Categories of Human Rights

Human rights can be put into three categories:

  • Civil and political rights (also called first generation rights)—These are ‘liberty-orientated’ and include the rights to life, liberty and security of the individual; freedom from torture and slavery; political participation; freedom of opinion, expression, thought, conscience and religion; freedom of association and assembly.
  • Economic and social rights (also called second generation rights)—These are ‘security-orientated’ rights, for example, the rights to work, education, a reasonable standard of living; food, shelter, and health care, amongst others.
  • Environmental, cultural, and developmental rights (also called third generation rights)—These include the rights to live in an environment that is clean and protected from destruction, and rights to cultural, political, and economic development.

When we say each person has human rights, we are also saying each person has responsibilities to respect the human rights of others.

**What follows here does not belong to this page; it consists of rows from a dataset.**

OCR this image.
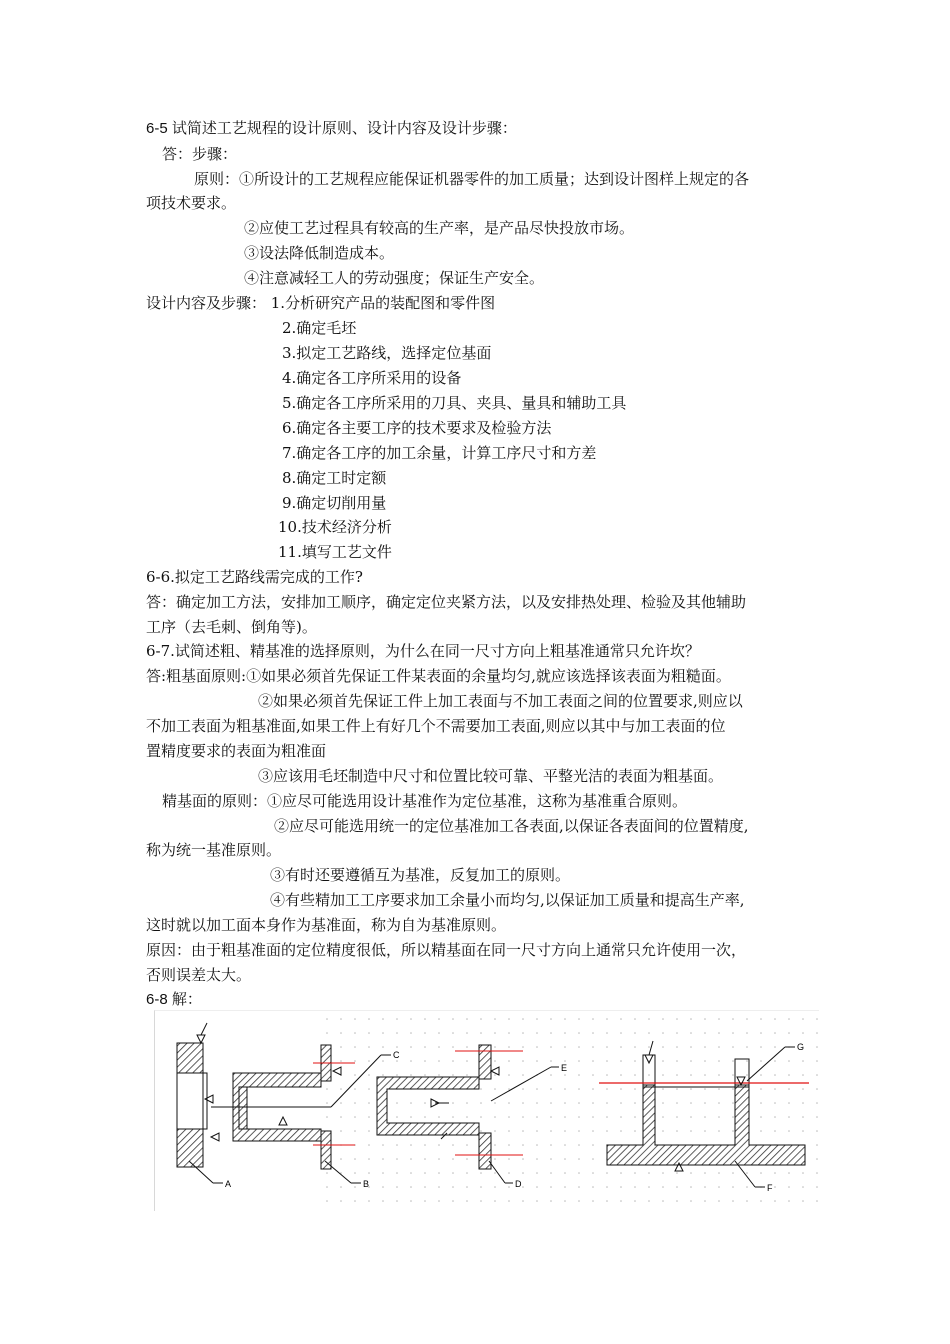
6-5 试简述工艺规程的设计原则、设计内容及设计步骤：
答：步骤：
原则：①所设计的工艺规程应能保证机器零件的加工质量；达到设计图样上规定的各
项技术要求。
②应使工艺过程具有较高的生产率，是产品尽快投放市场。
③设法降低制造成本。
④注意减轻工人的劳动强度；保证生产安全。
设计内容及步骤： 1.分析研究产品的装配图和零件图
2.确定毛坯
3.拟定工艺路线，选择定位基面
4.确定各工序所采用的设备
5.确定各工序所采用的刀具、夹具、量具和辅助工具
6.确定各主要工序的技术要求及检验方法
7.确定各工序的加工余量，计算工序尺寸和方差
8.确定工时定额
9.确定切削用量
10.技术经济分析
11.填写工艺文件
6-6.拟定工艺路线需完成的工作?
答：确定加工方法，安排加工顺序，确定定位夹紧方法，以及安排热处理、检验及其他辅助
工序（去毛刺、倒角等)。
6-7.试简述粗、精基准的选择原则，为什么在同一尺寸方向上粗基准通常只允许坎？
答:粗基面原则:①如果必须首先保证工件某表面的余量均匀,就应该选择该表面为粗糙面。
②如果必须首先保证工件上加工表面与不加工表面之间的位置要求,则应以
不加工表面为粗基准面,如果工件上有好几个不需要加工表面,则应以其中与加工表面的位
置精度要求的表面为粗准面
③应该用毛坯制造中尺寸和位置比较可靠、平整光洁的表面为粗基面。
精基面的原则：①应尽可能选用设计基准作为定位基准，这称为基准重合原则。
②应尽可能选用统一的定位基准加工各表面,以保证各表面间的位置精度,
称为统一基准原则。
③有时还要遵循互为基准，反复加工的原则。
④有些精加工工序要求加工余量小而均匀,以保证加工质量和提高生产率,
这时就以加工面本身作为基准面，称为自为基准原则。
原因：由于粗基准面的定位精度很低，所以精基面在同一尺寸方向上通常只允许使用一次，
否则误差太大。
6-8 解：
A	B
C
D
E
F
G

Universal Declaration of Human Rights

The most widely accepted statement of human rights in the world is the Universal Declaration of Human Rights (UDHR). Its core message is the inherent value of every human being. The Declaration was unanimously adopted December 10, 1948 by the United Nations (although eight nations abstained). It sets out a list of basic rights for everyone in the world, whatever their race, color, sex, language, religion, political or other opinion, national or social origin, property, birth or other status. It states that governments have promised to uphold certain rights, not only for their own citizens, but also for people in other countries. In other words, national borders are no barrier to helping others achieve their rights. Since 1948, the Universal Declaration has been the international standard for human rights. In 1993 a world conference of 171 states, representing 99% of the world’s population, reaffirmed its commitment to human rights.